Evaluation criteria:
A test is considered acceptable if the mean colony counts of the negative control values of all strains are within the acceptable ranges and if the results of the positive controls meet the criteria for a positive response. In either case the final decision is based on the scientific judgement of the Study Director.
Statistics:
A statistical analysis of the test data was not performed.
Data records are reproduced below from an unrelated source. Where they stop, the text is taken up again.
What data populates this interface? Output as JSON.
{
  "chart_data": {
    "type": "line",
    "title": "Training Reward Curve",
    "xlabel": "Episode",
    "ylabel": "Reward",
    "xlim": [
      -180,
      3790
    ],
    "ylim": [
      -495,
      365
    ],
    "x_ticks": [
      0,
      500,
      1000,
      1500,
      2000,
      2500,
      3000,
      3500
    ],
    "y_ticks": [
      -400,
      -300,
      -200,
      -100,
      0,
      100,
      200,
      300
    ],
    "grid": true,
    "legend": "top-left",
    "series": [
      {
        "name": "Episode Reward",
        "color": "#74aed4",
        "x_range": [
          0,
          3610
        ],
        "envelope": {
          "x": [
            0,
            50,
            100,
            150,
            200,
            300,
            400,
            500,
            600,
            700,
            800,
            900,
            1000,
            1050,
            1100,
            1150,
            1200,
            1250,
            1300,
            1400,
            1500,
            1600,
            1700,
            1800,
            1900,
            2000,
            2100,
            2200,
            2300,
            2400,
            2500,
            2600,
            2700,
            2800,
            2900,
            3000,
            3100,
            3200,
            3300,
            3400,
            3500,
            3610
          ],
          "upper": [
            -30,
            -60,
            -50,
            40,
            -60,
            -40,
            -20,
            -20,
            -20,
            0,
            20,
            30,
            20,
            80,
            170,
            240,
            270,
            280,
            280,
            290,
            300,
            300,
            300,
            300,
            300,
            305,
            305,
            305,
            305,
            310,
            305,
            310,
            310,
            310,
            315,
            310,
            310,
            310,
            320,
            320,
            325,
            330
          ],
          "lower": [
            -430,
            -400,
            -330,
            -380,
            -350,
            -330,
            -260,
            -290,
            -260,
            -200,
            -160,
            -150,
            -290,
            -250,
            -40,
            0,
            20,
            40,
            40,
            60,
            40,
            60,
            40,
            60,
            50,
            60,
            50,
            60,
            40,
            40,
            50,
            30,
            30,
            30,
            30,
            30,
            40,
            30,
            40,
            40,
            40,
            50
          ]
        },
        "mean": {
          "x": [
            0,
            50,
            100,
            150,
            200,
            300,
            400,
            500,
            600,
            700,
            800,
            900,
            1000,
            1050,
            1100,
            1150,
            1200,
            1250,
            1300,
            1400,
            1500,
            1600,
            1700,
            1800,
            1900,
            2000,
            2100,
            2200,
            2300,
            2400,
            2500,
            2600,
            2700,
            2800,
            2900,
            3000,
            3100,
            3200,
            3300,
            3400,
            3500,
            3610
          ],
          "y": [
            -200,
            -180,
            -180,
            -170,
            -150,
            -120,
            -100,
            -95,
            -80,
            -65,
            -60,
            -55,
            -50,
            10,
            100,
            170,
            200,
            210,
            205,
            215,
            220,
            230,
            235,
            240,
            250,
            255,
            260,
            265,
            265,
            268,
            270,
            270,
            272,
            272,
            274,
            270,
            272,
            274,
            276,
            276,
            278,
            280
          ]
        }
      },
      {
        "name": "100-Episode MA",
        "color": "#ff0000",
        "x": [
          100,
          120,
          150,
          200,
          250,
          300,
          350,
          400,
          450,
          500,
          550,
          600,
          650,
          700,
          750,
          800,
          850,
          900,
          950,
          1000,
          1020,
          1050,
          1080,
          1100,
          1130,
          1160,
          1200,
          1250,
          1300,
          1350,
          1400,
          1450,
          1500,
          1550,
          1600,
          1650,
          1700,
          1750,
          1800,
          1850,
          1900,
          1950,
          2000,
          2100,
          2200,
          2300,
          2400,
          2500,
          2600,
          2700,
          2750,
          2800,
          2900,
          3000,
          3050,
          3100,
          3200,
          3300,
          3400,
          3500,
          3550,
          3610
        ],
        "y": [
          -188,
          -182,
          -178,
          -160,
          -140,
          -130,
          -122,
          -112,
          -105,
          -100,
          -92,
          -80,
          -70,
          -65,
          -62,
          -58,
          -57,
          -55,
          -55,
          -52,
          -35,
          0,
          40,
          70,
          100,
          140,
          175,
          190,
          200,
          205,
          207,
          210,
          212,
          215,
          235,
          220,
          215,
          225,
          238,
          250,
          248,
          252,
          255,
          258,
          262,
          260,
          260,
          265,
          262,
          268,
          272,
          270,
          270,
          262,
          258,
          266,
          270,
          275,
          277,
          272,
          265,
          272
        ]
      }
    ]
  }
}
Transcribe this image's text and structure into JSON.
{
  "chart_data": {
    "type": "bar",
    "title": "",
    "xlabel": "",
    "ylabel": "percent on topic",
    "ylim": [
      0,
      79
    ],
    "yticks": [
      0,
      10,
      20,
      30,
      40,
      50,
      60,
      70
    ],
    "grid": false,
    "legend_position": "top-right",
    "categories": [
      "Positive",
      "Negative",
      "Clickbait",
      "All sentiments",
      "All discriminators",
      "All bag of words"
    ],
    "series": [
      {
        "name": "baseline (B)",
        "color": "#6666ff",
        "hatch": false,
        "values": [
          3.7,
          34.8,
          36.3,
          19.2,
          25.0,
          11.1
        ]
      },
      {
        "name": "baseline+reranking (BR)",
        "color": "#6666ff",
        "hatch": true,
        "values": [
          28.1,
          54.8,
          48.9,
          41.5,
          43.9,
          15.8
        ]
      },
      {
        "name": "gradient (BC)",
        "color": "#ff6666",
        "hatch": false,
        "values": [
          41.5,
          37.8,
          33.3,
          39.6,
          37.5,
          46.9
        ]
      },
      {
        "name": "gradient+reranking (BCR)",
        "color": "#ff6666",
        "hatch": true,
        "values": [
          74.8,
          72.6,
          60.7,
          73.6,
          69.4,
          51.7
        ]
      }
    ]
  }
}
At present the use of statistical methods concerning this particular test system is not generally recommended

Results and discussion

Test results
Key result
Species / strain:
S. typhimurium, other: TA 98, TA 100, TA 1535 and TA 1537
Metabolic activation:
with and without
Genotoxicity:
negative
Cytotoxicity / choice of top concentrations:
no cytotoxicity
Vehicle controls validity:
valid
Untreated negative controls validity:
not examined
True negative controls validity:
not applicable
Positive controls validity:
valid

Applicant's summary and conclusion

Conclusions:
In the experiments performed with and without metabolic activation, again after treatment of strains TA 98, TA 100, TA 1535 and TA 1537 with PBS 859 DS no increase in the incidence of histidineprototrophic mutants was observed in comparison with the negative control

In the mutagenicity tests normal background growth was observed with all strains at all concentrations. The numbers of revertant colonies were not reduced with increasing concentration.
Therefore, the test substance exerted no toxic effect on the growth of the bacteria.